1. Field of the Invention
The present invention relates to a laser apparatus, an exposure head, and an exposure apparatus, and particularly relates to a suitable high-brightness laser apparatus which illuminates a spatial light-modulation element, an exposure head which exposes a photosensitive material with a laser beam modulated by a spatial light-modulation element in accordance with image data, and an exposure apparatus equipped with this exposure head.
Furthermore, the present invention relates to an optical fiber connection method and, in particular detail, to a method for connecting two optical fibers whose cladding diameters differ.
2. Description of the Prior Art
Heretofore, various exposure apparatuses which employ spatial light modulation elements such as digital micromirror devices (DMD) have been proposed for carrying out image exposure with light beams modulated in accordance with image data. An example of a DMD is a mirror device in which numerous micromirrors, which alter angles of reflection surfaces thereof in accordance with control signals, are arranged in a two-dimensional pattern on a semiconductor support of silicon or the like. An example of an exposure apparatus that utilizes such a DMD is, as shown in FIG. 15A, structured by a light source 1 which irradiates laser light, a lens system 2 which collimates the laser light irradiated from the light source 1, a DMD 3 which is disposed substantially at a focusing position of the lens system 2, and lens systems 4 and 6 which focus the laser light that has been reflected at the DMD 3 onto a scanning surface 5. In this exposure apparatus, the respective micromirrors of the DMD 3 are switched on and off by a control apparatus (not shown), in accordance with control signals generated in accordance with image data or the like, and modulate the laser light. Thus, image exposure is carried out by modulated laser light.

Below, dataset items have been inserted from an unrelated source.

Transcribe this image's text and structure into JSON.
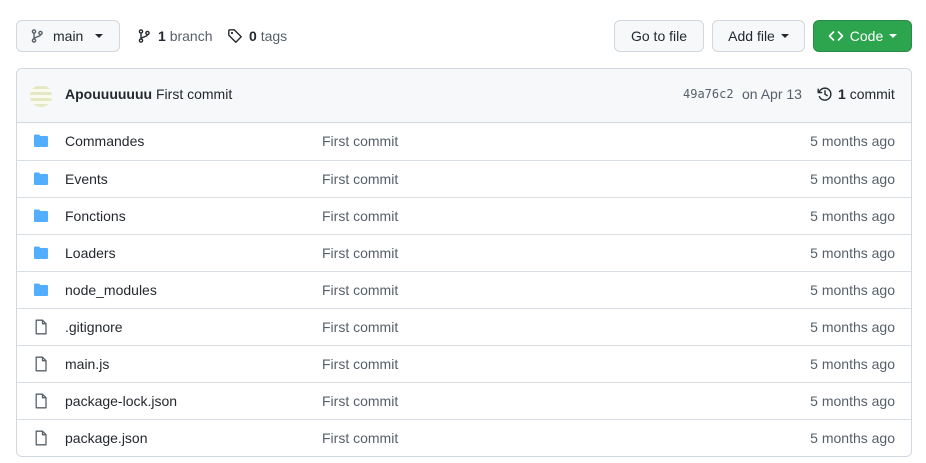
{
  "toolbar": {
    "branch_name": "main",
    "branch_count": "1",
    "branch_label": "branch",
    "tag_count": "0",
    "tag_label": "tags",
    "go_to_file": "Go to file",
    "add_file": "Add file",
    "code": "Code"
  },
  "latest_commit": {
    "author": "Apouuuuuuu",
    "message": "First commit",
    "sha": "49a76c2",
    "date": "on Apr 13",
    "count": "1",
    "count_label": "commit"
  },
  "files": [
    {
      "name": "Commandes",
      "type": "folder",
      "message": "First commit",
      "age": "5 months ago"
    },
    {
      "name": "Events",
      "type": "folder",
      "message": "First commit",
      "age": "5 months ago"
    },
    {
      "name": "Fonctions",
      "type": "folder",
      "message": "First commit",
      "age": "5 months ago"
    },
    {
      "name": "Loaders",
      "type": "folder",
      "message": "First commit",
      "age": "5 months ago"
    },
    {
      "name": "node_modules",
      "type": "folder",
      "message": "First commit",
      "age": "5 months ago"
    },
    {
      "name": ".gitignore",
      "type": "file",
      "message": "First commit",
      "age": "5 months ago"
    },
    {
      "name": "main.js",
      "type": "file",
      "message": "First commit",
      "age": "5 months ago"
    },
    {
      "name": "package-lock.json",
      "type": "file",
      "message": "First commit",
      "age": "5 months ago"
    },
    {
      "name": "package.json",
      "type": "file",
      "message": "First commit",
      "age": "5 months ago"
    }
  ],
  "colors": {
    "folder": "#54aeff",
    "file_icon": "#57606a",
    "code_button": "#2da44e"
  }
}
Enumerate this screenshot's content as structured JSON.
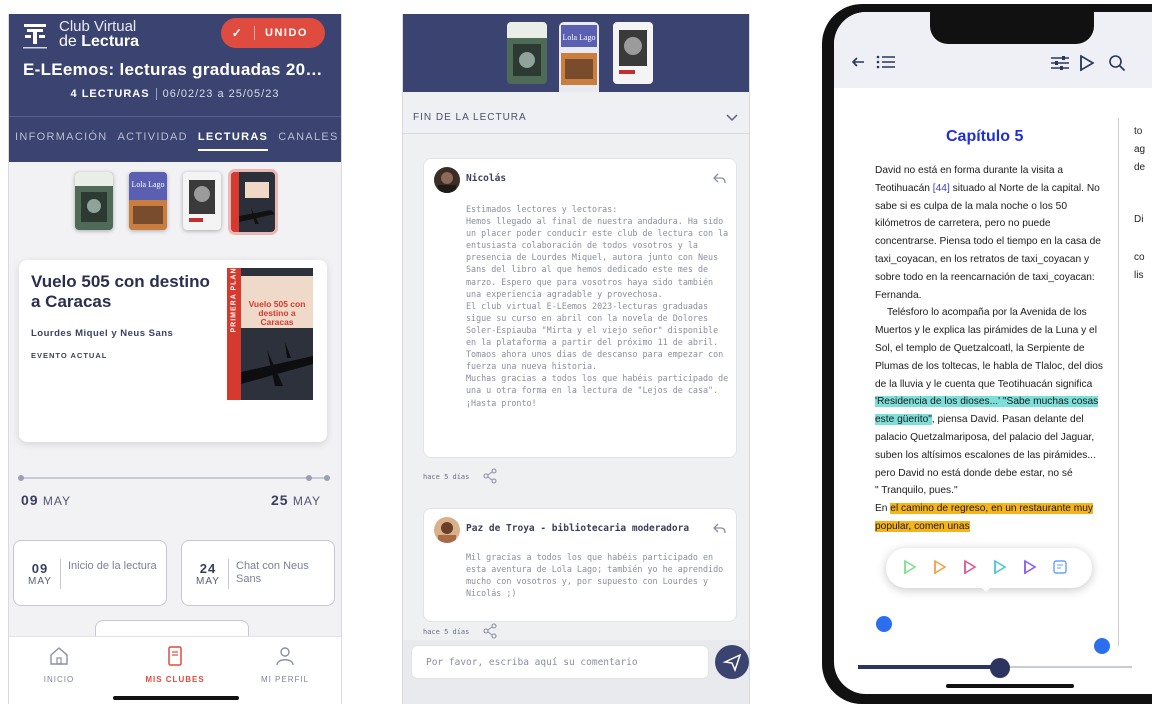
{
  "screen1": {
    "brand_line1": "Club Virtual",
    "brand_line2_prefix": "de ",
    "brand_line2_bold": "Lectura",
    "join_button": "UNIDO",
    "club_title": "E-LEemos: lecturas graduadas 20…",
    "readings_count": "4 LECTURAS",
    "date_range": "06/02/23 a 25/05/23",
    "tabs": [
      "INFORMACIÓN",
      "ACTIVIDAD",
      "LECTURAS",
      "CANALES"
    ],
    "active_tab": "LECTURAS",
    "book_title": "Vuelo 505 con destino a Caracas",
    "book_authors": "Lourdes Miquel y Neus Sans",
    "event_label": "EVENTO ACTUAL",
    "cover_series": "PRIMERA PLANA",
    "cover_title": "Vuelo 505 con destino a Caracas",
    "timeline_start_day": "09",
    "timeline_start_month": "MAY",
    "timeline_end_day": "25",
    "timeline_end_month": "MAY",
    "events": [
      {
        "day": "09",
        "month": "MAY",
        "label": "Inicio de la lectura"
      },
      {
        "day": "24",
        "month": "MAY",
        "label": "Chat con Neus Sans"
      }
    ],
    "bottom_nav": [
      {
        "label": "INICIO",
        "icon": "home-icon"
      },
      {
        "label": "MIS CLUBES",
        "icon": "book-icon"
      },
      {
        "label": "MI PERFIL",
        "icon": "user-icon"
      }
    ],
    "colors": {
      "header": "#3b4470",
      "accent": "#e04b3f"
    }
  },
  "screen2": {
    "section_title": "FIN DE LA LECTURA",
    "comment_placeholder": "Por favor, escriba aquí su comentario",
    "posts": [
      {
        "author": "Nicolás",
        "time": "hace 5 días",
        "paragraphs": [
          "Estimados lectores y lectoras:",
          "Hemos llegado al final de nuestra andadura. Ha sido un placer poder conducir este club de lectura con la entusiasta colaboración de todos vosotros y la presencia de Lourdes Miquel, autora junto con Neus Sans del libro al que hemos dedicado este mes de marzo. Espero que para vosotros haya sido también una experiencia agradable y provechosa.",
          "El club virtual E-LEemos 2023-lecturas graduadas sigue su curso en abril con la novela de Dolores Soler-Espiauba \"Mirta y el viejo señor\" disponible en la plataforma a partir del próximo 11 de abril.",
          "Tomaos ahora unos días de descanso para empezar con fuerza una nueva historia.",
          "Muchas gracias a todos los que habéis participado de una u otra forma en la lectura de \"Lejos de casa\". ¡Hasta pronto!"
        ]
      },
      {
        "author": "Paz de Troya - bibliotecaria moderadora",
        "time": "hace 5 días",
        "paragraphs": [
          "Mil gracias a todos los que habéis participado en esta aventura de Lola Lago; también yo he aprendido mucho con vosotros y, por supuesto con Lourdes y Nicolás ;)"
        ]
      }
    ]
  },
  "screen3": {
    "chapter_title": "Capítulo 5",
    "para1_a": "David no está en forma durante la visita a Teotihuacán ",
    "para1_ref": "[44]",
    "para1_b": " situado al Norte de la capital. No sabe si es culpa de la mala noche o los 50 kilómetros de carretera, pero no puede concentrarse. Piensa todo el tiempo en la casa de taxi_coyacan, en los retratos de taxi_coyacan y sobre todo en la reencarnación de taxi_coyacan: Fernanda.",
    "para2_a": "Telésforo lo acompaña por la Avenida de los Muertos y le explica las pirámides de la Luna y el Sol, el templo de Quetzalcoatl, la Serpiente de Plumas de los toltecas, le habla de Tlaloc, del dios de la lluvia y le cuenta que Teotihuacán significa ",
    "para2_hl1": "'Residencia de los dioses...' \"Sabe muchas cosas este güerito\"",
    "para2_b": ", piensa David. Pasan delante del palacio Quetzalmariposa, del palacio del Jaguar, suben los altísimos escalones de las pirámides... pero David no está donde debe estar, no sé",
    "para3_a": "\" Tranquilo, pues.\"",
    "para4_a": "En ",
    "para4_hl2": "el camino de regreso, en un restaurante muy popular, comen unas",
    "next_column": [
      "to",
      "ag",
      "de",
      "Di",
      "co",
      "lis"
    ],
    "highlight_colors": [
      "#7ddfd9",
      "#f4b41a"
    ],
    "pen_colors": [
      "#7ee08a",
      "#f3a24a",
      "#e0569a",
      "#4fc3e0",
      "#8b5cf6",
      "#6aa0ff"
    ]
  }
}
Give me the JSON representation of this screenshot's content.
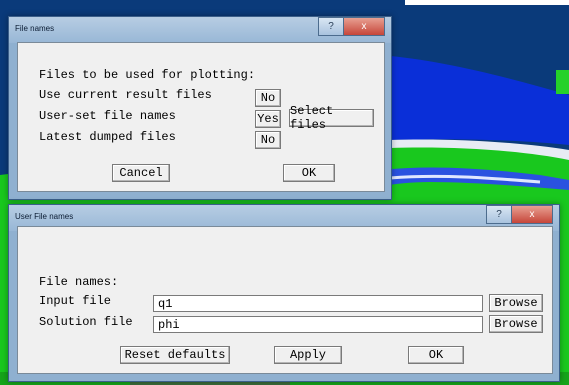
{
  "file_names_window": {
    "title": "File names",
    "help_btn": "?",
    "close_btn": "x",
    "heading": "Files to be used for plotting:",
    "rows": [
      {
        "label": "Use current result files",
        "value": "No"
      },
      {
        "label": "User-set file names",
        "value": "Yes"
      },
      {
        "label": "Latest dumped files",
        "value": "No"
      }
    ],
    "select_files": "Select files",
    "cancel": "Cancel",
    "ok": "OK"
  },
  "user_file_names_window": {
    "title": "User File names",
    "help_btn": "?",
    "close_btn": "x",
    "heading": "File names:",
    "input_label": "Input file",
    "input_value": "q1",
    "solution_label": "Solution file",
    "solution_value": "phi",
    "browse": "Browse",
    "reset": "Reset defaults",
    "apply": "Apply",
    "ok": "OK"
  },
  "colors": {
    "window_frame": "#8fb0d0",
    "client": "#f0f0f0",
    "close": "#c6463a",
    "background_blue": "#0a3a7a",
    "background_green": "#19c81e"
  }
}
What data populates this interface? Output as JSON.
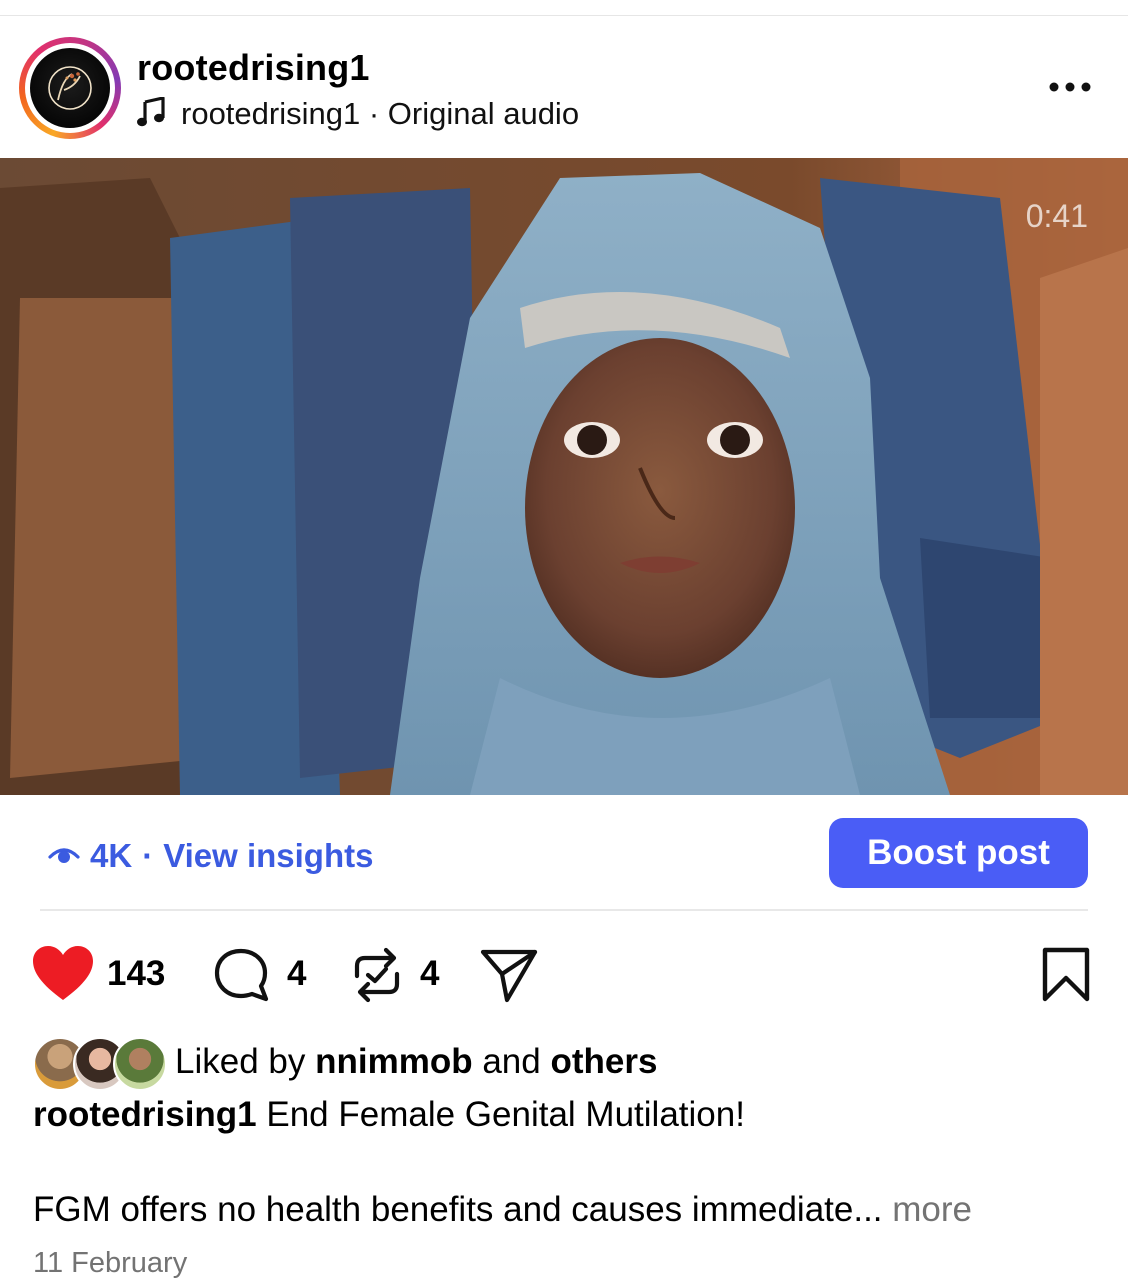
{
  "header": {
    "username": "rootedrising1",
    "audio_owner": "rootedrising1",
    "audio_sep": " · ",
    "audio_label": "Original audio"
  },
  "media": {
    "duration": "0:41"
  },
  "insights": {
    "views": "4K",
    "sep": "·",
    "link_label": "View insights"
  },
  "boost_label": "Boost post",
  "actions": {
    "likes": "143",
    "comments": "4",
    "reposts": "4"
  },
  "liked_by": {
    "prefix": "Liked by",
    "user": "nnimmob",
    "conj": "and",
    "others": "others"
  },
  "caption": {
    "username": "rootedrising1",
    "text": "End Female Genital Mutilation!",
    "body": "FGM offers no health benefits and causes immediate...",
    "more": "more"
  },
  "date": "11 February",
  "colors": {
    "accent": "#4a5df6",
    "link": "#3b5be0",
    "like": "#ed1c24",
    "muted": "#737373"
  }
}
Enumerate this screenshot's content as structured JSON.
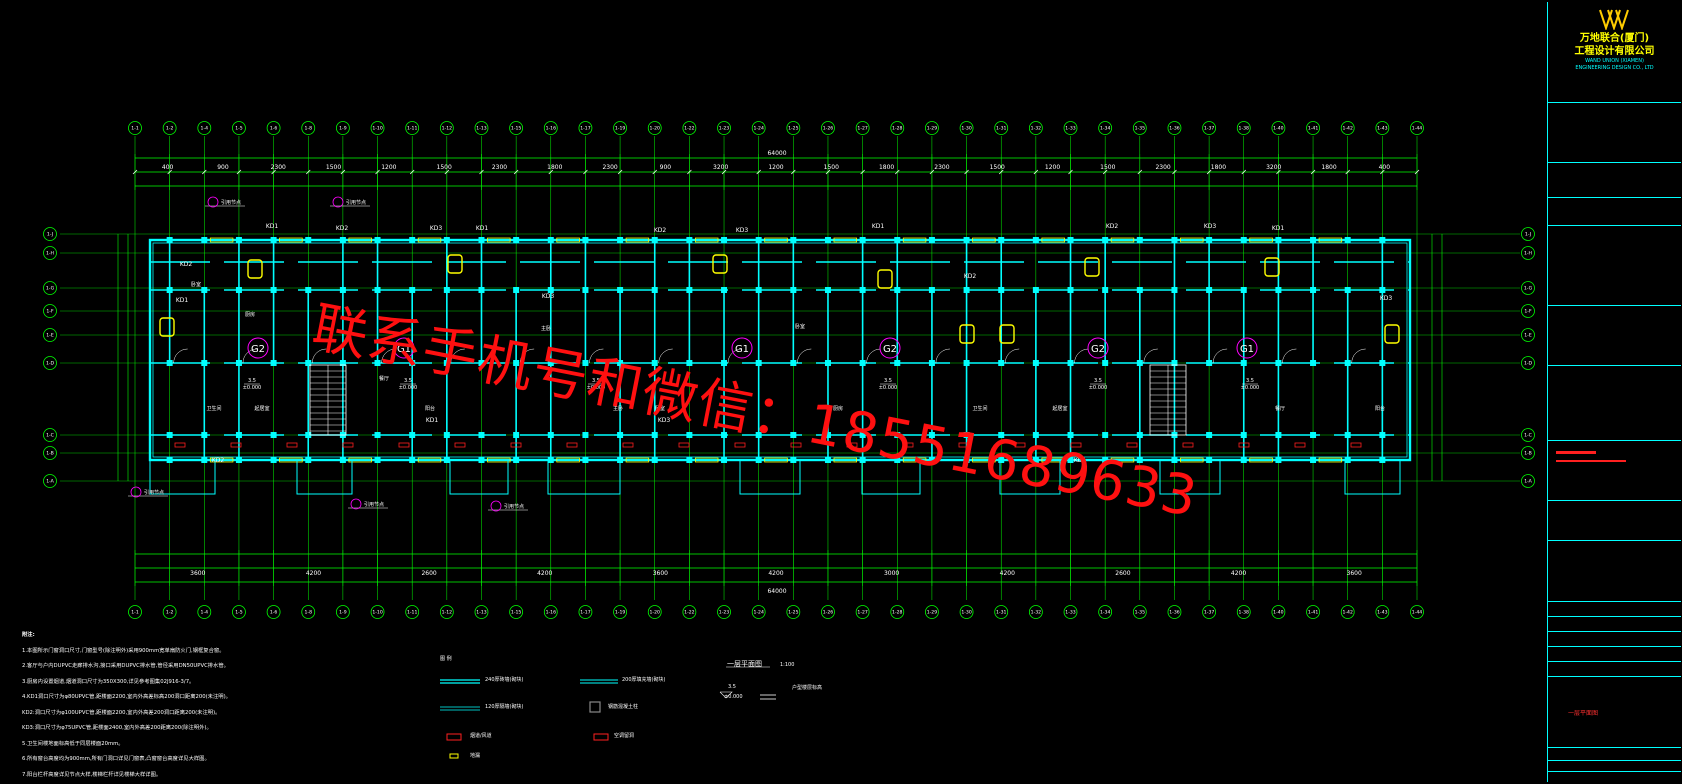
{
  "title_block": {
    "company_cn_1": "万地联合(厦门)",
    "company_cn_2": "工程设计有限公司",
    "company_en_1": "WAND UNION (XIAMEN)",
    "company_en_2": "ENGINEERING DESIGN CO., LTD",
    "sheet_name": "一层平面图"
  },
  "axis_labels": [
    "1-1",
    "1-2",
    "1-4",
    "1-5",
    "1-6",
    "1-8",
    "1-9",
    "1-10",
    "1-11",
    "1-12",
    "1-13",
    "1-15",
    "1-16",
    "1-17",
    "1-19",
    "1-20",
    "1-22",
    "1-23",
    "1-24",
    "1-25",
    "1-26",
    "1-27",
    "1-28",
    "1-29",
    "1-30",
    "1-31",
    "1-32",
    "1-33",
    "1-34",
    "1-35",
    "1-36",
    "1-37",
    "1-38",
    "1-40",
    "1-41",
    "1-42",
    "1-43",
    "1-44"
  ],
  "row_labels_left": [
    "1-J",
    "1-H",
    "1-G",
    "1-F",
    "1-E",
    "1-D",
    "1-C",
    "1-B",
    "1-A"
  ],
  "row_labels_right": [
    "1-J",
    "1-H",
    "1-G",
    "1-F",
    "1-E",
    "1-D",
    "1-C",
    "1-B",
    "1-A"
  ],
  "dim_top_total": "64000",
  "dim_bottom_total": "64000",
  "dim_top_row1": [
    "400",
    "900",
    "2300",
    "1500",
    "1200",
    "1500",
    "2300",
    "1800",
    "2300",
    "900",
    "3200",
    "1200",
    "1500",
    "1800",
    "2300",
    "1500",
    "1200",
    "1500",
    "2300",
    "1800",
    "3200",
    "1800",
    "400"
  ],
  "dim_bottom_row1": [
    "3600",
    "4200",
    "2600",
    "4200",
    "3600",
    "4200",
    "3000",
    "4200",
    "2600",
    "4200",
    "3600"
  ],
  "unit_tags": [
    "G2",
    "G1",
    "G1",
    "G2",
    "G2",
    "G1"
  ],
  "elevation_main": "3.5",
  "elevation_zero": "±0.000",
  "room_labels": [
    "卧室",
    "厨房",
    "卫生间",
    "起居室",
    "餐厅",
    "阳台",
    "主卧"
  ],
  "kd_labels": [
    "KD1",
    "KD2",
    "KD3"
  ],
  "ref_label": "引用节点",
  "notes": {
    "title": "附注:",
    "items": [
      "1.本图所示门窗洞口尺寸,门窗型号(除注明外)采用900mm宽单扇防火门,钢框复合窗。",
      "2.客厅与户内DUPVC走廊排水沟,接口采用DUPVC排水管,管径采用DN50UPVC排水管。",
      "3.厨房内设置烟道,烟道洞口尺寸为350X300,详见参考图集02J916-3/7。",
      "4.KD1洞口尺寸为φ80UPVC管,距楼面2200,室内外高差标高200洞口距离200(未注明)。",
      "  KD2:洞口尺寸为φ100UPVC管,距楼面2200,室内外高差200洞口距离200(未注明)。",
      "  KD3:洞口尺寸为φ75UPVC管,距楼面2400,室内外高差200距离200(除注明外)。",
      "5.卫生间楼地面标高低于同层楼面20mm。",
      "6.所有窗台高度均为900mm,所有门洞口详见门窗表,凸窗窗台高度详见大样图。",
      "7.阳台栏杆高度详见节点大样,楼梯栏杆详见楼梯大样详图。"
    ]
  },
  "legend": {
    "title": "图 例",
    "wall_240": "240厚砖墙(砌块)",
    "wall_200": "200厚填充墙(砌块)",
    "wall_120": "120厚隔墙(砌块)",
    "column": "钢筋混凝土柱",
    "smoke_duct": "烟道/风道",
    "ac_hole": "空调留洞",
    "floor_drain": "地漏"
  },
  "plan_title": "一层平面图",
  "plan_scale": "1:100",
  "elev_legend_value": "3.5",
  "elev_legend_zero": "±0.000",
  "elev_legend_text": "户型楼层标高",
  "watermark": "联系手机号和微信：18551689633",
  "colors": {
    "background": "#000000",
    "wall": "#00ffff",
    "axis": "#00ff00",
    "dims": "#00ff00",
    "window": "#ffff00",
    "fixture": "#ffff00",
    "marker": "#ff00ff",
    "watermark": "#ff1010"
  }
}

At the light source 1, a structural unit is plurally disposed. This structural unit is equipped, as shown in FIG. 29, with a single semiconductor laser 7, a single multi-mode optical fiber 8, and a pair of collimator lenses 9. The pair of collimator lenses 9 focuses laser light irradiated from the semiconductor laser 7 at an end face of the multi-mode optical fiber 8. The light source 1 is structured at a bundle-form fiber light source in which a plurality of the multi-mode optical fibers 8 are bundled.
Commonly, a laser with an output of around 30 mW (milliwatts) is employed as the semiconductor laser 7, and an optical fiber with a core diameter of 50 μm, a cladding diameter of 125 μm and an NA (numerical aperture) of 0.2 is employed as the multi-mode optical fiber 8. Accordingly, if an output of around 1 W (watt) is to be obtained, it is necessary to bundle a total of forty-eight (eight by six) of the multi-mode optical fibers 8 of the above-described structural units, and a diameter of the light emission point is about 1 mm.
However, in a conventional light source, the diameter of a light emission point becomes larger in the event of bundling and, consequently, there is a problem in that sufficient depth of focus cannot be obtained when a high resolution exposure head is to be structured. Sufficient focal depth cannot be obtained, in particular, in the case of very high resolution exposure with a beam diameter of around 1 μm. Moreover, beam blurring occurs at peripheral edge portions of an area-form exposure beam.
Further, when a high power output exposure head is structured with a conventional exposure head, the number of optical fibers that are bundled increases. Thus, there are problems in that, not only do costs increase, but diameter of a light emission point becomes larger, and the illumination NA with respect to the spatial light modulation element also becomes larger. As a result, the image formation NA of the image formation beam becomes larger. Thus, focal depth becomes shallower.